Residential treatment centers for eating disorders like anorexia and bulimia are big business, particularly now that changes in health insurance legislation have made coverage easier to come by for struggling families. That’s the good news. But are these programs, which are touting cushy facilities, beaches and horseback riding, actually working for people with eating disorders?
That’s the question posed in an article in the New York Times about the growing industry. Given the general scarcity of mental health services and the severity of many eating disorders, it’s hard to criticize more programs dedicated to helping people. Douglas Bunnell, the chief clinical officer at Monte Nido, a program with facilities nationwide, tells the Times: “Only 15 to 30 percent of people have access to specialized care for eating disorders, which means there are a lot of people out there who have zippo.”
The Times takes a skeptical look at the money to be made in the industry, and the aggressive marketing campaign these centers are waging, offering doctors and therapists free trips and putting them up in expensive hotels to encourage referrals..

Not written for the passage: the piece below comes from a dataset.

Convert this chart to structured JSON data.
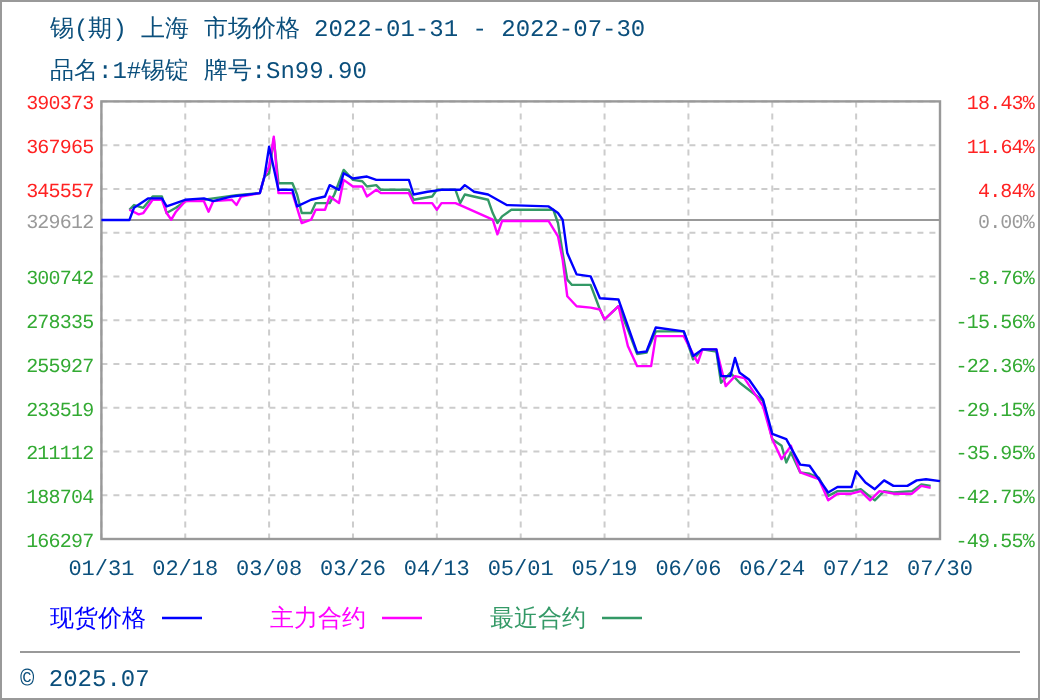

Reading the article I found myself reminded of the classic conundrum in mental health care, which is that health insurance pays for “procedures,” and woe betide the clinician who can’t bill for tests and scans. In this case, the procedure is a stay at a residential facility, which can be critical to get a patient to a safe, healthy weight. But experts agree that the hard emotional work has to happen after that, when the patient has to rebuild her life in the context of the real world. In conversations with us several years ago, Dr. Bunnell eloquently explains this process, and the importance of the family in treatment.
This is the point Tina Klaus, who has had a decades-long struggle with bulimia, makes to the Times. “Residential treatment is vital when you are at your ultimate rock bottom” she says. But you still need help on the outside, when “you’re going back into your life, you’re going back into all the emotions you used your eating disorder to hide from.” As Klaus says, “This is when you need the most support, and it simply isn’t available due to insurance.” She adds, “as a result the treatment plan is dismantled before you walk out the door.”
These intensive treatment centers are necessary, and we’re glad that insurance is covering more of what can be life-saving treatment. But we also need to think about the reality of eating disorders. If the real work of treatment and recovery often happens in the real world, then insurance and investment should be focusing there as well.